Desde logo porque falar de aumentos de pensões mínimas desde que existe o complemento solidário para idosos é socialmente injusto. Não apenas porque se está, de facto, a distribuir recursos sem critério, beneficiando pensionistas que, apesar de receberem pensões mínimas não contributivas, podem bem não estar em situação de carência, mas acima de tudo porque a opção não é eficaz do ponto de vista do combate à pobreza entre os idosos.
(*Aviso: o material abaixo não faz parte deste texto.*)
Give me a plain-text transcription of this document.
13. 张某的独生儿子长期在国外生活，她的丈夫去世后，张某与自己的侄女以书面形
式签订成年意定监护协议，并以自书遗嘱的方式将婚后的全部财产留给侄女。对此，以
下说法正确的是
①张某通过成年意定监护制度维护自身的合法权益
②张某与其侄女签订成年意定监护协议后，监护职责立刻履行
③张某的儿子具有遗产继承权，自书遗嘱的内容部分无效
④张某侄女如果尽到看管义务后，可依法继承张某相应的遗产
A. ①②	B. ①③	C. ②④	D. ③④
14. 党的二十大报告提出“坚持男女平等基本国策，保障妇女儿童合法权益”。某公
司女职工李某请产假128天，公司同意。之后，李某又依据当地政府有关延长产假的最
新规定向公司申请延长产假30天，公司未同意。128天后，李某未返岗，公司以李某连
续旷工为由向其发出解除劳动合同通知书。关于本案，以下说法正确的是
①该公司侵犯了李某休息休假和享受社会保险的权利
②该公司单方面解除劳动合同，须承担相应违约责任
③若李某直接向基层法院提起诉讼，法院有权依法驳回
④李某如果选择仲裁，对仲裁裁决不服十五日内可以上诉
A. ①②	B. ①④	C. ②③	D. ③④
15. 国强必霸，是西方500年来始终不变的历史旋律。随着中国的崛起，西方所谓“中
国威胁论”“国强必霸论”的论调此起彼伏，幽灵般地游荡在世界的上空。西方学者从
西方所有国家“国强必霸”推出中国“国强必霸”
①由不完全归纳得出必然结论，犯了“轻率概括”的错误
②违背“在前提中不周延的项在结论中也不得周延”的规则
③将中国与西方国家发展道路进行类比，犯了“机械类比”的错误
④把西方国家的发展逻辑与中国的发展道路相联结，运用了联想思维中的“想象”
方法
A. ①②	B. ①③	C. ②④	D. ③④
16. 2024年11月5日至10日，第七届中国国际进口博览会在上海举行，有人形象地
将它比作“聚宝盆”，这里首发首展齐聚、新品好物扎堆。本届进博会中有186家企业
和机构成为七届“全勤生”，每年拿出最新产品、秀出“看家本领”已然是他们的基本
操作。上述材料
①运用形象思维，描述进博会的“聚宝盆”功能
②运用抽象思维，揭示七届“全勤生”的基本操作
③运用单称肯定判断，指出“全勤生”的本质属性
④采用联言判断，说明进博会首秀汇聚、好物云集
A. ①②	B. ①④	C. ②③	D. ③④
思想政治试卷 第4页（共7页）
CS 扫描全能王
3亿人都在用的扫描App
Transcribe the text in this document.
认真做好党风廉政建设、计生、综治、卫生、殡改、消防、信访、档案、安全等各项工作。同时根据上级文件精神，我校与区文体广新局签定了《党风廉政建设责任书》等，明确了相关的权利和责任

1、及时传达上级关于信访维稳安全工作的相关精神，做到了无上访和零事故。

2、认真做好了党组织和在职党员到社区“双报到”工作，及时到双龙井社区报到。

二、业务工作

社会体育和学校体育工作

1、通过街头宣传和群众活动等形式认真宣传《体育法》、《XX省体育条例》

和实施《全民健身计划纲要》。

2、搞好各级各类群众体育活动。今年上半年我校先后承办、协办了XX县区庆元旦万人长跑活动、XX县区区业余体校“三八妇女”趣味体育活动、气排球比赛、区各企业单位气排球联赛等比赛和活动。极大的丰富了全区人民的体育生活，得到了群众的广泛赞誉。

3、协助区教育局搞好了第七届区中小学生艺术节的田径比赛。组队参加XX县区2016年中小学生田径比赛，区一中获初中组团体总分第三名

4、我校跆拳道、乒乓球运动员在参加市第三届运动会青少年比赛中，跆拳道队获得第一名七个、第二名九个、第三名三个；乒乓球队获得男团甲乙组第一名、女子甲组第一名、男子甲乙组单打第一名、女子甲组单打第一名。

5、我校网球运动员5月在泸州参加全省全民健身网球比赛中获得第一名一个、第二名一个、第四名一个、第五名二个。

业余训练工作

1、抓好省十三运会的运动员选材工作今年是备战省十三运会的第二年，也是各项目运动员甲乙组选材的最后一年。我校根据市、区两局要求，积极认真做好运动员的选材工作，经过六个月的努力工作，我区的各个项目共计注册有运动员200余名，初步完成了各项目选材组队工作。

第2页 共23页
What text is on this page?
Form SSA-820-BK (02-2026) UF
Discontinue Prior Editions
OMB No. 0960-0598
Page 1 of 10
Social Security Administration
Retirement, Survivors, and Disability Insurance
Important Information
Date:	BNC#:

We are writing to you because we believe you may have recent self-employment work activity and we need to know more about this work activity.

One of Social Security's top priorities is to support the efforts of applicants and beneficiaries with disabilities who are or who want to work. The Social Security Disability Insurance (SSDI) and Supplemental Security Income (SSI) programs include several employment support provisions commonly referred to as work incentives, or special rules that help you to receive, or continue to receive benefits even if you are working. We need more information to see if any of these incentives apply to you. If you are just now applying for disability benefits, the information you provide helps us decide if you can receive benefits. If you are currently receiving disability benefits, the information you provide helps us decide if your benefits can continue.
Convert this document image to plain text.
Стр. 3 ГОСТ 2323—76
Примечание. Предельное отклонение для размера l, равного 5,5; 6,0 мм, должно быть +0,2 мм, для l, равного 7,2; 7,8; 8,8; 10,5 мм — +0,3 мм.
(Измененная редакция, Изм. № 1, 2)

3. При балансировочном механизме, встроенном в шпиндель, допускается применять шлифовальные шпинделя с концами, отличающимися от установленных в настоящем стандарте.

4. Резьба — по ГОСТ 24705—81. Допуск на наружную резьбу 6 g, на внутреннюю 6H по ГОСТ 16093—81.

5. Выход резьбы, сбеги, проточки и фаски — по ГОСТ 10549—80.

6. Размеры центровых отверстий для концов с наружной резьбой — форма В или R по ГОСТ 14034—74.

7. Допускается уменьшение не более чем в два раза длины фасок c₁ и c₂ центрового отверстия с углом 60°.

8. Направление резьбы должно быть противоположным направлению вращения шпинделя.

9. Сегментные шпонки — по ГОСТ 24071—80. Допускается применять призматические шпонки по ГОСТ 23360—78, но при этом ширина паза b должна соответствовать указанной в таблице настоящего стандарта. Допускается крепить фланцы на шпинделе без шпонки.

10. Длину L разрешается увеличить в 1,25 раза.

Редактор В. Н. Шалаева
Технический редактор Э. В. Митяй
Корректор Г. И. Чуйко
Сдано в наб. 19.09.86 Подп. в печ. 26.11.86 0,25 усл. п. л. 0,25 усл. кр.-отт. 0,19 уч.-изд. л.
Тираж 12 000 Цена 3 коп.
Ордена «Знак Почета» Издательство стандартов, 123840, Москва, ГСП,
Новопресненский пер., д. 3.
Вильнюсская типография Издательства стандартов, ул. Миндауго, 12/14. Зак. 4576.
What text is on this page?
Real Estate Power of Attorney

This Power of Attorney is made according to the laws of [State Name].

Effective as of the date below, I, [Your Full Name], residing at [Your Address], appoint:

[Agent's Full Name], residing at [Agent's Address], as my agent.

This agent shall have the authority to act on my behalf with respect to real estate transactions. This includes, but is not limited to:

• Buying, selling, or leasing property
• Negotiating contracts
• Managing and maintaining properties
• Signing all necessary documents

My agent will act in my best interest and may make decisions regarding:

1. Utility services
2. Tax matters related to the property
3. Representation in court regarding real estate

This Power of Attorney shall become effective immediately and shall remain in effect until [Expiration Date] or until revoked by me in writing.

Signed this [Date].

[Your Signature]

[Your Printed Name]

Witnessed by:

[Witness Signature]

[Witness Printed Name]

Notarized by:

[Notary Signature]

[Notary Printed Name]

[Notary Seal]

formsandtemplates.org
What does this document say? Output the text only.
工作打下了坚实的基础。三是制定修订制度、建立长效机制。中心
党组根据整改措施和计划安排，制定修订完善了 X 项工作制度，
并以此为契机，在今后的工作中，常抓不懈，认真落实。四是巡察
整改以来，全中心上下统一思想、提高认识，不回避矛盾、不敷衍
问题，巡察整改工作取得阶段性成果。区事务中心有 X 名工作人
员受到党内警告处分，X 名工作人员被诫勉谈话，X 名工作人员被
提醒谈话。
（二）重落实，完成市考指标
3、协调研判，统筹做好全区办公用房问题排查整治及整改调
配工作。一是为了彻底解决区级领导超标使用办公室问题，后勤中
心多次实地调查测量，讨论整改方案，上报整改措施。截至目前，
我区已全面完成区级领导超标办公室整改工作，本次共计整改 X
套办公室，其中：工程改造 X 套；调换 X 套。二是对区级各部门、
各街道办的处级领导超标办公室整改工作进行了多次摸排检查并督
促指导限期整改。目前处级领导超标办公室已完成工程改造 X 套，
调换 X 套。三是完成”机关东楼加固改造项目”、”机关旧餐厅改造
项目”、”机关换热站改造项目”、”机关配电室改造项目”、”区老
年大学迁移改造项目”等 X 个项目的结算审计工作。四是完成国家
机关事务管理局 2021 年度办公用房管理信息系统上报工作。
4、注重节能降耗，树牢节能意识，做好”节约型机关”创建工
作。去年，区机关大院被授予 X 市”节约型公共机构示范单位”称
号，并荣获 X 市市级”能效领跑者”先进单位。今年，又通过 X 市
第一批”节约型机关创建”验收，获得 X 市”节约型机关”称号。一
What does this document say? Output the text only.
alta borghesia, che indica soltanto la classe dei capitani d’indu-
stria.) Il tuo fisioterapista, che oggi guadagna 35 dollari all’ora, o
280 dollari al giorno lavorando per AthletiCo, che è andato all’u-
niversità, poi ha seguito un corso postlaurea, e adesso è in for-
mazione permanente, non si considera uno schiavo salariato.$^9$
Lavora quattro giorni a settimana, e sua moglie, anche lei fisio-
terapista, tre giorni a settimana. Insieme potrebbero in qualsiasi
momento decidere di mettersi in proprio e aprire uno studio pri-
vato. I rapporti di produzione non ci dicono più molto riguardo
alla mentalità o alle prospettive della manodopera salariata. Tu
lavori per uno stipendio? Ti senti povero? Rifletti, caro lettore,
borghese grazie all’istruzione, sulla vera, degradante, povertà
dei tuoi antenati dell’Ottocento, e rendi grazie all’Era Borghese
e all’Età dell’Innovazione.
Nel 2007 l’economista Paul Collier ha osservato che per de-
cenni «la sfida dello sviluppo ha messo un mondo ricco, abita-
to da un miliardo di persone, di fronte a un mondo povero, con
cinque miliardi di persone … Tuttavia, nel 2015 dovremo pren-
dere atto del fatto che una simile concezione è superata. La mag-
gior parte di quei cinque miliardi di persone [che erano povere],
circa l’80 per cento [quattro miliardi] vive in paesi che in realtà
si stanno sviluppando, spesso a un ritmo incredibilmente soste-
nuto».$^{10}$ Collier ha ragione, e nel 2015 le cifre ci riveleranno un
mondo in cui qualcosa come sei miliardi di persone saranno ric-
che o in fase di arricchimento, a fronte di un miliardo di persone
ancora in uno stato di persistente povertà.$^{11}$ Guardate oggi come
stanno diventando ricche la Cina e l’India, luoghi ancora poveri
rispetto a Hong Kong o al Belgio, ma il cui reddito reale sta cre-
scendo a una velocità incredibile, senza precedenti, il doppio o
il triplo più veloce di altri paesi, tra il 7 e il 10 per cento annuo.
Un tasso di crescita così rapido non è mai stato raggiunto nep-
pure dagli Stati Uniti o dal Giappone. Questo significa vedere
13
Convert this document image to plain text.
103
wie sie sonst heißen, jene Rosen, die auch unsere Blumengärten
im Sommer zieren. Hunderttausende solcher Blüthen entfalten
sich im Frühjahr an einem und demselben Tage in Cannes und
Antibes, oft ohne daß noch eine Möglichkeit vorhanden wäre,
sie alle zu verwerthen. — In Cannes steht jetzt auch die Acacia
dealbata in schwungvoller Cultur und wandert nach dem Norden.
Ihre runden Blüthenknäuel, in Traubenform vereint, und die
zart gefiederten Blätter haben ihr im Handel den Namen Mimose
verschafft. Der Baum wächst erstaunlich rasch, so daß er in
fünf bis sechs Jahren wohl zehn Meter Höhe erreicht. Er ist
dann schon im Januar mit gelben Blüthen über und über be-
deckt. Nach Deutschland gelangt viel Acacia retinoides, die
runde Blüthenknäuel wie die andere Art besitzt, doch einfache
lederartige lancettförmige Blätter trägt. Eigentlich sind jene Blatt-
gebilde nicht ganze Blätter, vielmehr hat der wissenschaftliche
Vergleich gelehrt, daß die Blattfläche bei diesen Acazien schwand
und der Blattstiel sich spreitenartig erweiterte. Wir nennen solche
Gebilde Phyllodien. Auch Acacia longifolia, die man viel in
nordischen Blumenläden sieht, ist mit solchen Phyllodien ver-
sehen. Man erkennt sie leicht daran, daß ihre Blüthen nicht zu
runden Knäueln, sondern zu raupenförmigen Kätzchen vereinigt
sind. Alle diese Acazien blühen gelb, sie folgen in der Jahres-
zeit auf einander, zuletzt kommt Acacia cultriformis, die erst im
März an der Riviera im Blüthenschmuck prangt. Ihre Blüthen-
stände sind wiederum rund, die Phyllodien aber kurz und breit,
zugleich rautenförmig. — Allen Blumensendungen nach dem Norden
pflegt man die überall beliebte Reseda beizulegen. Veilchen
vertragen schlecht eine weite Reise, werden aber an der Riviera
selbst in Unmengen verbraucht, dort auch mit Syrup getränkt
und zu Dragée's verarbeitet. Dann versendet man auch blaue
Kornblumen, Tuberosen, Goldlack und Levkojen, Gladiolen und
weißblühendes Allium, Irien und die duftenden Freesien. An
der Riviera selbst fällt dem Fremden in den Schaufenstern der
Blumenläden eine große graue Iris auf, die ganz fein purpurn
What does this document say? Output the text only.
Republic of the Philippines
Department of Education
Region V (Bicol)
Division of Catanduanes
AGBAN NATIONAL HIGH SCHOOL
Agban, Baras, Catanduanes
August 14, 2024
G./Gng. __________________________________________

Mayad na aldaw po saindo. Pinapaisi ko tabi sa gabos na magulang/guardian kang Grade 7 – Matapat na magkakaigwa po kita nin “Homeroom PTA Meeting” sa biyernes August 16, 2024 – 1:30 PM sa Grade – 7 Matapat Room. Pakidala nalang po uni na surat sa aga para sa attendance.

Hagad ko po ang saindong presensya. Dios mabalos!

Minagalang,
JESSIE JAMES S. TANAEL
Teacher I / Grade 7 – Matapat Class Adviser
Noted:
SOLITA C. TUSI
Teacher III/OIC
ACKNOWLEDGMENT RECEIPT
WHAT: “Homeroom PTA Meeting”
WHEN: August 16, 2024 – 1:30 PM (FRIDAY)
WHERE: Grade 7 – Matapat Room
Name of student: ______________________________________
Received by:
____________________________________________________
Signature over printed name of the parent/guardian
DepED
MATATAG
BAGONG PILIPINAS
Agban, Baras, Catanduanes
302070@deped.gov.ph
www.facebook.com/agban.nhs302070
O que o Governo tem feito é, em nome da retórica política, seguir uma linha contraproducente: congela o Indexante de Apoios Sociais, volta a restringir o acesso a prestações de pobreza com condições de recurso exigentes, enquanto aumenta em dois ou três euros/mês as pensões mínimas para aqueles que descontaram menos de 15 anos. Gasta recursos sem eficácia apenas para poder reproduzir uma lengalenga a que se amarrou.
Bem sei que, entre nós, a cultura de avaliação das políticas é escassa mas, tendo em conta o atual contexto de emergência, talvez não fosse má ideia, por uma vez, estarmos atentos aos factos e reformarmos as políticas com base em informação. A este propósito, vale a pena olhar para o relatório da OCDE, “Pensions at a Glance” de 2013, conhecido esta semana.
Destacaria dois aspectos que mostram que não devemos acreditar em tudo o que nos dizem por mais vezes que seja repetido.
Entre 2007 e 2010, primeiros anos da crise financeira, a pobreza entre os idosos diminuiu em Portugal mais do dobro da média da OCDE (-5,3 p.p). Estes dados mostram que é preferível ter uma estratégia de diferenciação nos aumentos dos rendimentos dos idosos de pensões baixas (o que era feito com a aposta no complemento solidário para idosos) em lugar de promover aumentos marginais e indiferenciados para todos (o que é agora defendido, contra toda a evidência).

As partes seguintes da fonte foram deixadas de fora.